S&P 500 - Horror or Harmony
I share some charts with you to show what I see is happening right now. At the same time today was a horrible day and all of our long plays were stopped out and the same time the market did exactly what it had told us it will do.This was the most interesting day for long time.
The previous rally back up to the 50’s and rejecting it was a clear sign that this baby is trading seriously inside the box. Typical bear market behavior. Running up to the strong resistance to unwind the oscillators before heading back to the bottom. That is exactly what we got. I have to admit that I was somewhat blind to that move also so don’t kick yourself if you missed it.
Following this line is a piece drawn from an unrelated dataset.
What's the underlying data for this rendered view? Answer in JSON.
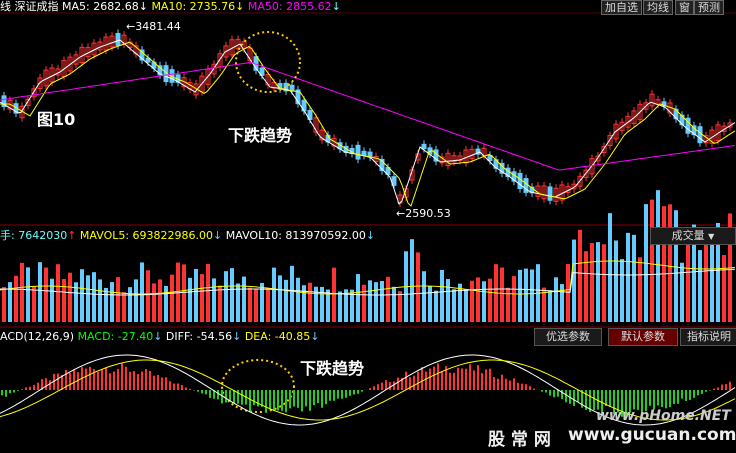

This is also why we keep our trade size small during the difficult market times.
Today’s false breakout still have to be confirmed tomorrow before it is official but in case it is, the markets are poised to stay inside the box. Rally would logically run up to 1080-1100 area (50h EMA & 200h EMA).
However, if we get powerful move down, it might be just an fishing expedition where the pros steal the stocks triggering the stops just below the support area or it might lead us to ugly new leg down. There is no way to know it right now. In case the selling turns out to real panic, we would probably see a back test of 1040 level after breakout and before the eventual rejection. If this is the case, the next stop for the down leg and the bottom of this correction period could be around 870-930 on S&P 500. In any case we expect this no man’s land period to continue to somewhere around October and November 2010.
However, the bulls won’t give the 1040 area easily. Bears really need to work hard to break that. It is the line in sand that separates us from the total disaster and enormous suffering. If we break it, the markets will wipe out a lot of good people and leave them dying slowly when the markets continue their uptrend. To make sure you understand what I am trying to say here watch our earlier video of this subject. http://www.youtube.com/watch?v=sGGGoOZRpc4


Possible positive divergences and significant divergence on FI(2) and FI(13) brings us hope of some kind of bounce. S&P 500 is trading at its lower auto envelope channel line indicating short-term oversold condition. This does not mean we need to rally up here. Market does what is does. It doesn’t have to do anything. If we keep that in our mind, we will avoid a lot of troubles.

Also the stochastic on the hourly line chart tells the story of deeply oversold condition. If we fail to bounce from here even shortly, the markets are in DEEP trouble.

Anyway, the cash is still the safest position. I would not short the markets from these levels, even if it could go lower. This is totally unpredictable and thus we stay mostly in cash at the moment.